PORT ANGELES — About 400 people in Clallam County use the county’s syringe exchange, which is intended to save lives and reduce the risk of spreading disease.
“We try to prevent overdoses because you can’t help anyone when they’re dead,” Clallam County Health Officer Chris Frank told more than 30 people at a recent Port Angeles Citizens Action Network forum on opioids and HIV.
Last year, the exchange handed out 234,270 needles.
At the exchange, clients can get tested for HIV and hepatitis C, which can both be spread through sharing needles.
The test for hepatitis C takes about 15 minutes and clients are encouraged to get tested annually.
By letting intravenous drug users know if they have a disease, it reduces the risk of it being spread to others in the community, he said.
“People are using with friends and family,” Frank said at the Thursday gathering. “Just because someone is using doesn’t mean they don’t care about the people around them.”
The majority of people who use the exchange are doing what Frank called “secondary exchanges,” meaning they collect the used needles from their group of drug users and exchange for the group.
In 2016, the county switched to exchanging needles on a one-to-one basis, causing the number of needles handed out to decrease from 284,395 in 2015 to 234,270 in 2016. In 2014, the county gave away 273,959 needles.
Jefferson County’s syringe exchange gave out 35,328 needles in 2015. Numbers for 2016 weren’t yet available.
Frank said if the exchanges didn’t provide clean needles, users would just share dirty needles and use anyway.
“You give people clean needles so you don’t have people passing around dirty needles,” he said.
The Clallam County exchange also provides naloxone for opioid users, a drug that rapidly counteracts the effects of opioid overdose.
Naloxone might be attributing to the county’s decline of reported overdoses, he said, though it’s too early to know for sure.
“Even people who are in really desperate states sometimes pull out of it,” he said. “We don’t want to give up on people just because they are in a tough situation.”

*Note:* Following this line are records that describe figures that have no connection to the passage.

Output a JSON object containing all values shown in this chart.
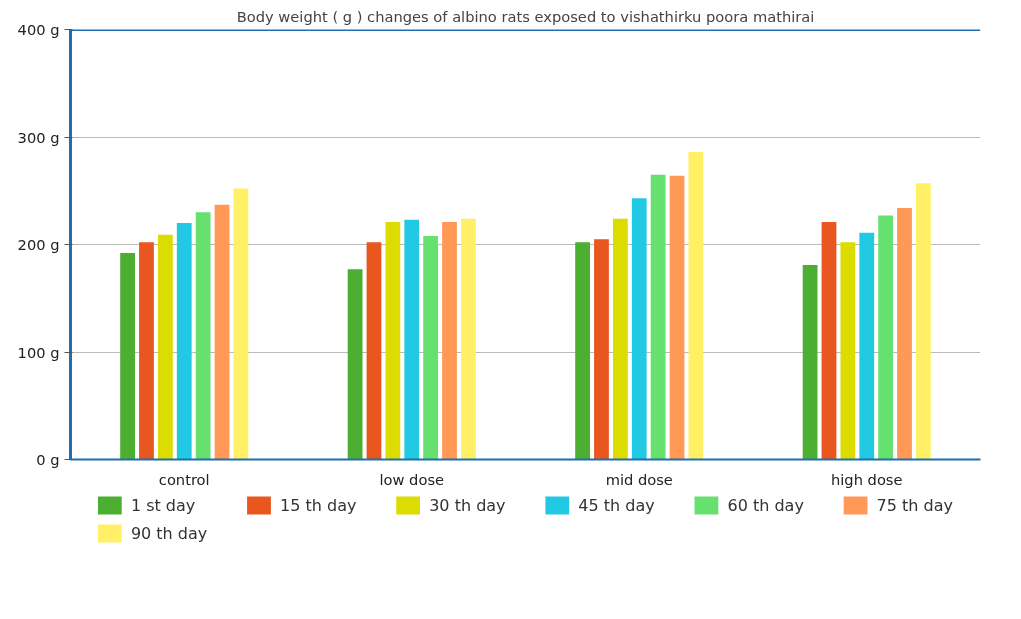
{
  "chart_data": {
    "type": "bar",
    "title": "Body weight ( g ) changes of albino rats exposed to vishathirku poora mathirai",
    "categories": [
      "control",
      "low dose",
      "mid dose",
      "high dose"
    ],
    "series": [
      {
        "name": "1 st day",
        "color": "#4caf32",
        "values": [
          192,
          177,
          202,
          181
        ]
      },
      {
        "name": "15 th day",
        "color": "#e9561f",
        "values": [
          202,
          202,
          205,
          221
        ]
      },
      {
        "name": "30 th day",
        "color": "#dcdc00",
        "values": [
          209,
          221,
          224,
          202
        ]
      },
      {
        "name": "45 th day",
        "color": "#22c9e2",
        "values": [
          220,
          223,
          243,
          211
        ]
      },
      {
        "name": "60 th day",
        "color": "#66e06e",
        "values": [
          230,
          208,
          265,
          227
        ]
      },
      {
        "name": "75 th day",
        "color": "#ff9955",
        "values": [
          237,
          221,
          264,
          234
        ]
      },
      {
        "name": "90 th day",
        "color": "#fff066",
        "values": [
          252,
          224,
          286,
          257
        ]
      }
    ],
    "ylim": [
      0,
      400
    ],
    "yticks": [
      {
        "value": 0,
        "label": "0 g"
      },
      {
        "value": 100,
        "label": "100 g"
      },
      {
        "value": 200,
        "label": "200 g"
      },
      {
        "value": 300,
        "label": "300 g"
      },
      {
        "value": 400,
        "label": "400 g"
      }
    ],
    "grid": "y",
    "legend": "bottom"
  }
}
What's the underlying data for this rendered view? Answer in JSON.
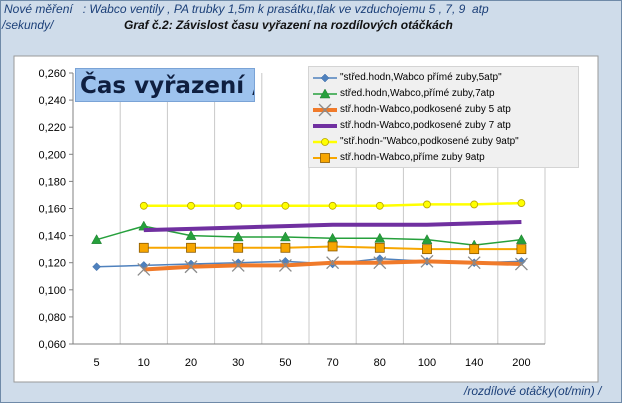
{
  "header": {
    "description": "Nové měření   : Wabco ventily , PA trubky 1,5m k prasátku,tlak ve vzduchojemu 5 , 7, 9  atp",
    "y_units": "/sekundy/",
    "x_units": "/rozdílové otáčky(ot/min) /"
  },
  "chart_data": {
    "type": "line",
    "title": "Graf č.2: Závislost času vyřazení na rozdílových otáčkách",
    "label_box": "Čas vyřazení /sec/",
    "xlabel": "/rozdílové otáčky(ot/min) /",
    "ylabel": "/sekundy/",
    "categories": [
      "5",
      "10",
      "20",
      "30",
      "50",
      "70",
      "80",
      "100",
      "140",
      "200"
    ],
    "ylim": [
      0.06,
      0.26
    ],
    "yticks": [
      "0,060",
      "0,080",
      "0,100",
      "0,120",
      "0,140",
      "0,160",
      "0,180",
      "0,200",
      "0,220",
      "0,240",
      "0,260"
    ],
    "grid": "vertical",
    "legend_position": "top-right",
    "series": [
      {
        "name": "\"střed.hodn,Wabco přímé zuby,5atp\"",
        "color": "#4f81bd",
        "marker": "diamond",
        "width": 1.5,
        "values": [
          0.117,
          0.118,
          0.119,
          0.12,
          0.121,
          0.119,
          0.123,
          0.121,
          0.12,
          0.121
        ]
      },
      {
        "name": "střed.hodn,Wabco,přímé zuby,7atp",
        "color": "#26a03c",
        "marker": "triangle",
        "width": 1.5,
        "values": [
          0.137,
          0.147,
          0.14,
          0.139,
          0.139,
          0.138,
          0.138,
          0.137,
          0.133,
          0.137
        ]
      },
      {
        "name": "stř.hodn-Wabco,podkosené zuby 5 atp",
        "color": "#f07a2a",
        "marker": "x",
        "width": 4,
        "values": [
          null,
          0.115,
          0.117,
          0.118,
          0.118,
          0.12,
          0.12,
          0.121,
          0.12,
          0.119
        ]
      },
      {
        "name": "stř.hodn-Wabco,podkosené zuby 7 atp",
        "color": "#7030a0",
        "marker": "none",
        "width": 4,
        "values": [
          null,
          0.144,
          0.145,
          0.146,
          0.147,
          0.148,
          0.148,
          0.148,
          0.149,
          0.15
        ]
      },
      {
        "name": "\"stř.hodn-\"Wabco,podkosené zuby 9atp\"",
        "color": "#ffff00",
        "marker": "circle",
        "width": 2.5,
        "values": [
          null,
          0.162,
          0.162,
          0.162,
          0.162,
          0.162,
          0.162,
          0.163,
          0.163,
          0.164
        ]
      },
      {
        "name": "stř.hodn-Wabco,příme zuby 9atp",
        "color": "#f7a600",
        "marker": "square",
        "width": 2,
        "values": [
          null,
          0.131,
          0.131,
          0.131,
          0.131,
          0.132,
          0.131,
          0.13,
          0.13,
          0.13
        ]
      }
    ]
  }
}
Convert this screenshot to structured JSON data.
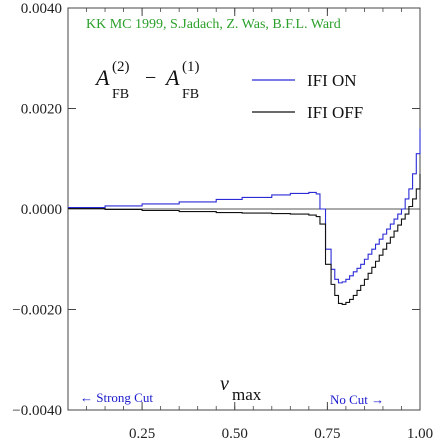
{
  "chart_data": {
    "type": "line",
    "title": "",
    "caption": "KK MC 1999, S.Jadach, Z. Was, B.F.L. Ward",
    "ylabel_formula": {
      "a": "A",
      "a_sup": "(2)",
      "a_sub": "FB",
      "minus": "−",
      "b": "A",
      "b_sup": "(1)",
      "b_sub": "FB"
    },
    "xlabel": {
      "base": "v",
      "sub": "max"
    },
    "xlim": [
      0.05,
      1.0
    ],
    "ylim": [
      -0.004,
      0.004
    ],
    "x_ticks": [
      {
        "value": 0.25,
        "label": "0.25"
      },
      {
        "value": 0.5,
        "label": "0.50"
      },
      {
        "value": 0.75,
        "label": "0.75"
      },
      {
        "value": 1.0,
        "label": "1.00"
      }
    ],
    "y_ticks": [
      {
        "value": 0.004,
        "label": "0.0040"
      },
      {
        "value": 0.002,
        "label": "0.0020"
      },
      {
        "value": 0.0,
        "label": "0.0000"
      },
      {
        "value": -0.002,
        "label": "−0.0020"
      },
      {
        "value": -0.004,
        "label": "−0.0040"
      }
    ],
    "annotations": {
      "left": "← Strong Cut",
      "right": "No Cut →"
    },
    "zero_line": 0.0,
    "series": [
      {
        "name": "IFI ON",
        "color": "#2b2bd6",
        "step": true,
        "x": [
          0.05,
          0.15,
          0.25,
          0.35,
          0.45,
          0.52,
          0.6,
          0.65,
          0.7,
          0.72,
          0.73,
          0.745,
          0.76,
          0.77,
          0.78,
          0.79,
          0.8,
          0.81,
          0.82,
          0.83,
          0.84,
          0.85,
          0.86,
          0.87,
          0.88,
          0.89,
          0.9,
          0.91,
          0.92,
          0.93,
          0.94,
          0.95,
          0.96,
          0.97,
          0.98,
          0.99,
          1.0
        ],
        "y": [
          3e-05,
          6e-05,
          0.0001,
          0.00014,
          0.00019,
          0.00023,
          0.00028,
          0.00031,
          0.00033,
          0.0003,
          0.0,
          -0.0008,
          -0.0012,
          -0.0014,
          -0.00147,
          -0.00145,
          -0.0014,
          -0.00133,
          -0.00125,
          -0.00118,
          -0.0011,
          -0.001,
          -0.0009,
          -0.0008,
          -0.0007,
          -0.0006,
          -0.0005,
          -0.0004,
          -0.0003,
          -0.0002,
          -0.0001,
          0.0,
          0.0002,
          0.0004,
          0.0007,
          0.0011,
          0.0016
        ]
      },
      {
        "name": "IFI OFF",
        "color": "#111111",
        "step": true,
        "x": [
          0.05,
          0.15,
          0.25,
          0.35,
          0.45,
          0.52,
          0.6,
          0.65,
          0.7,
          0.72,
          0.73,
          0.745,
          0.76,
          0.77,
          0.78,
          0.79,
          0.8,
          0.81,
          0.82,
          0.83,
          0.84,
          0.85,
          0.86,
          0.87,
          0.88,
          0.89,
          0.9,
          0.91,
          0.92,
          0.93,
          0.94,
          0.95,
          0.96,
          0.97,
          0.98,
          0.99,
          1.0
        ],
        "y": [
          1e-05,
          -1e-05,
          -3e-05,
          -5e-05,
          -7e-05,
          -8e-05,
          -9e-05,
          -0.0001,
          -0.00012,
          -0.00015,
          -0.0003,
          -0.0011,
          -0.0015,
          -0.00172,
          -0.00188,
          -0.0019,
          -0.00186,
          -0.0018,
          -0.00172,
          -0.00162,
          -0.00152,
          -0.0014,
          -0.00128,
          -0.00116,
          -0.00104,
          -0.00092,
          -0.0008,
          -0.00068,
          -0.00056,
          -0.00044,
          -0.00032,
          -0.0002,
          -0.0001,
          5e-05,
          0.0002,
          0.0004,
          0.0007
        ]
      }
    ]
  }
}
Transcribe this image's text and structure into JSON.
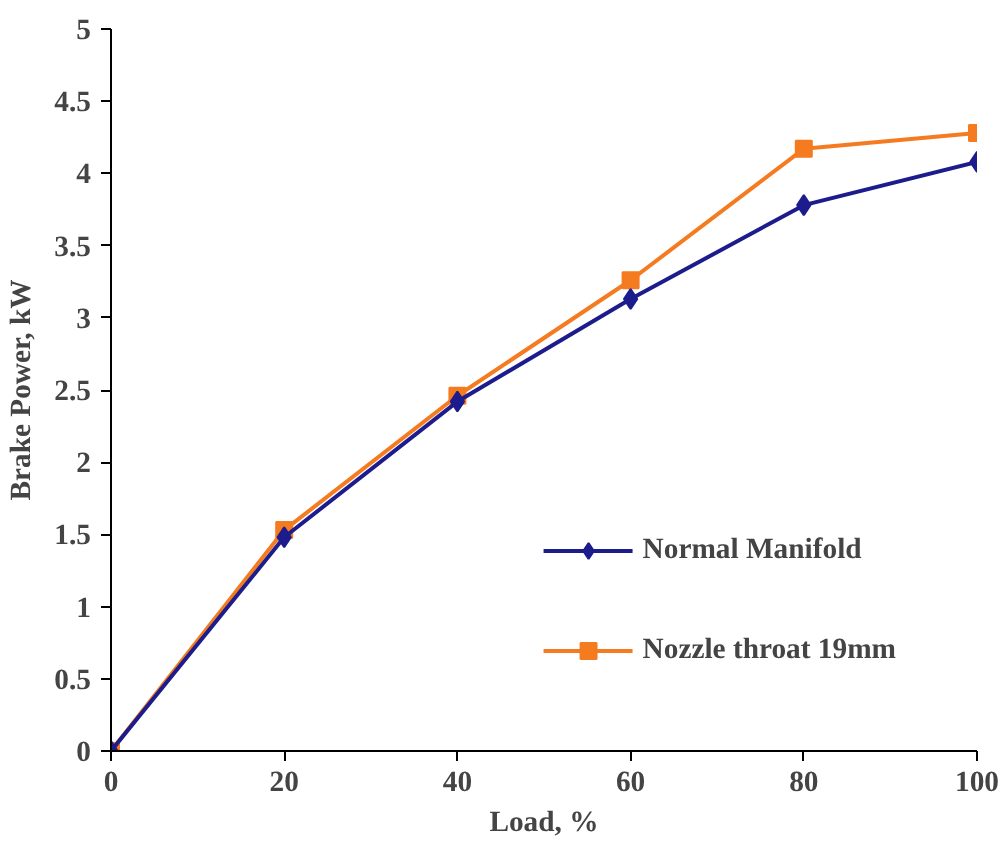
{
  "chart_data": {
    "type": "line",
    "xlabel": "Load, %",
    "ylabel": "Brake Power, kW",
    "x": [
      0,
      20,
      40,
      60,
      80,
      100
    ],
    "series": [
      {
        "name": "Normal Manifold",
        "color": "#1c1c8c",
        "marker": "diamond",
        "values": [
          0,
          1.48,
          2.42,
          3.13,
          3.78,
          4.08
        ]
      },
      {
        "name": "Nozzle throat 19mm",
        "color": "#f47b20",
        "marker": "square",
        "values": [
          0,
          1.53,
          2.46,
          3.26,
          4.17,
          4.28
        ]
      }
    ],
    "xlim": [
      0,
      100
    ],
    "xticks": [
      0,
      20,
      40,
      60,
      80,
      100
    ],
    "ylim": [
      0,
      5
    ],
    "yticks": [
      0,
      0.5,
      1,
      1.5,
      2,
      2.5,
      3,
      3.5,
      4,
      4.5,
      5
    ],
    "grid": false,
    "legend": "bottom right",
    "line_style": "solid"
  }
}
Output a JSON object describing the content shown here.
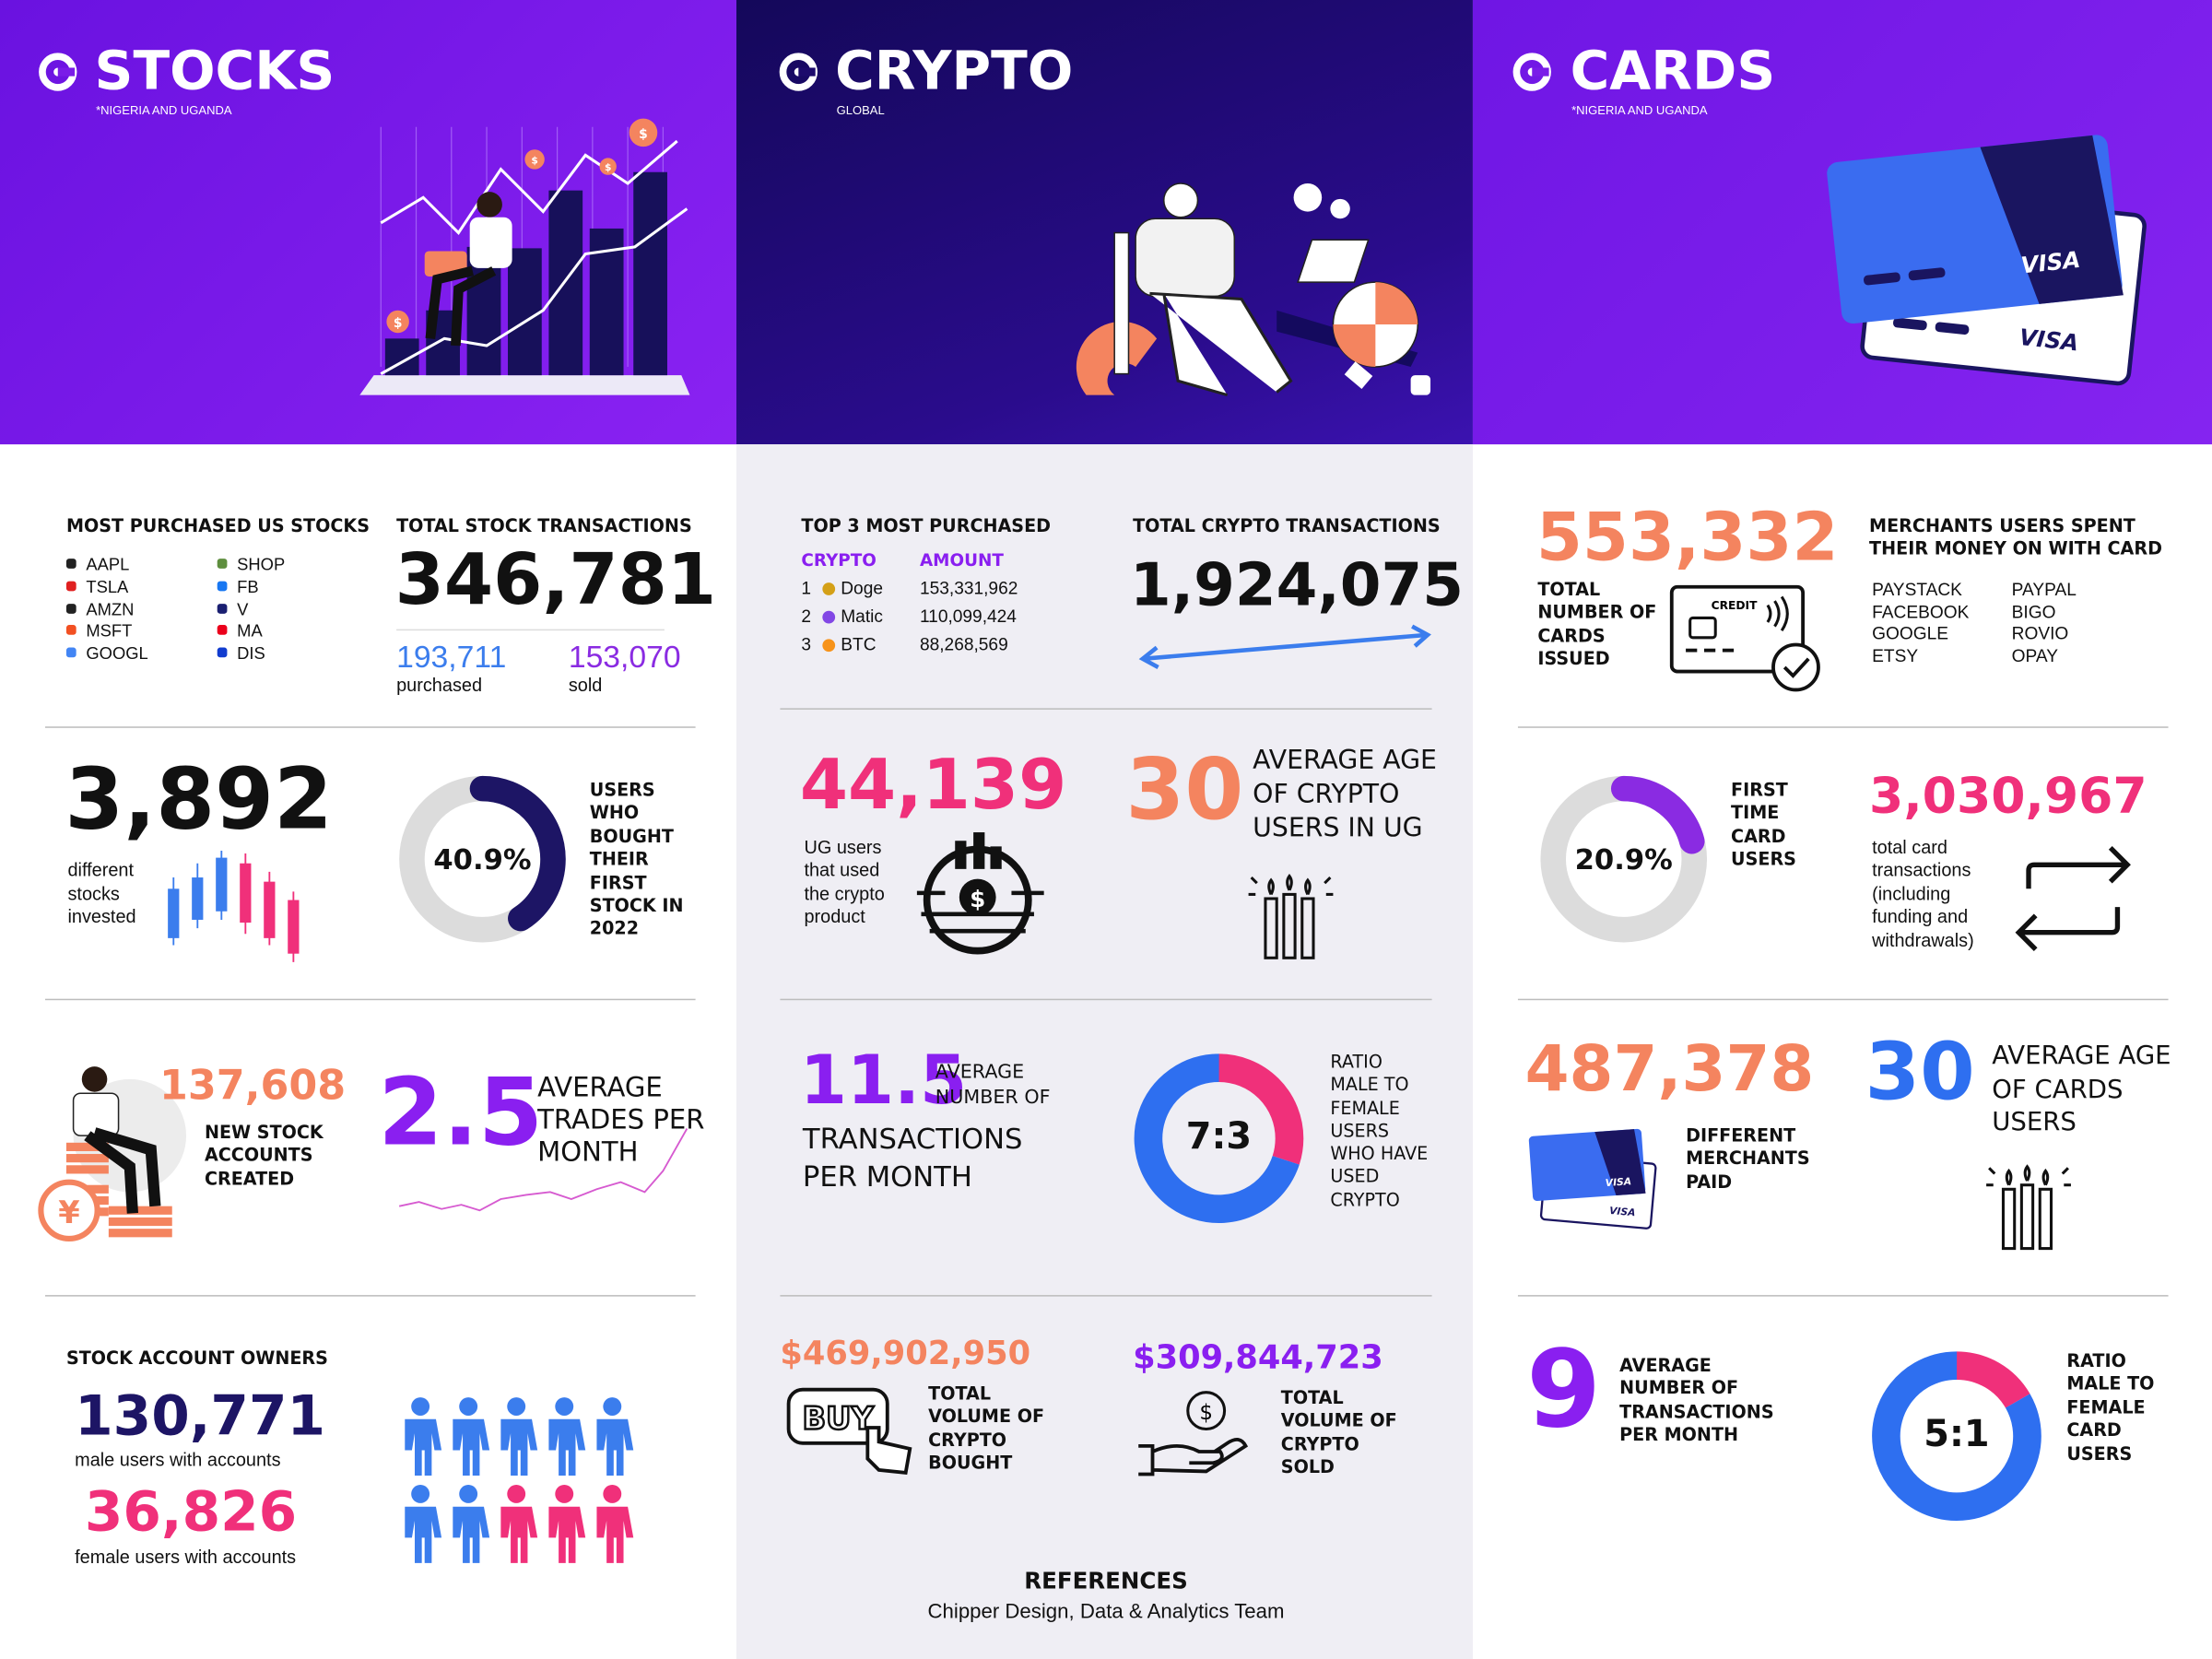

The county’s naloxone program started in July 2015, a few months before Clallam County became the first in the state to require overdose reporting.
The county reported 62 overdoses in 2016, six of which were fatal.
The stats show a steady decline in the number of overdoses throughout the year, with 20 overdoses in the first quarter of 2016, 17 in the second quarter, 14 in the third quarter and 11 in the fourth quarter.
Between 2011 and 2015, Clallam County had the second worst opioid overdose death rate in the state at a rate of 14.6 per 100,000, according to the state Department of Health.
The state’s average was 9.8 deaths per 100,000 people. Jefferson County fell below the average at 8 deaths per 100,000 people.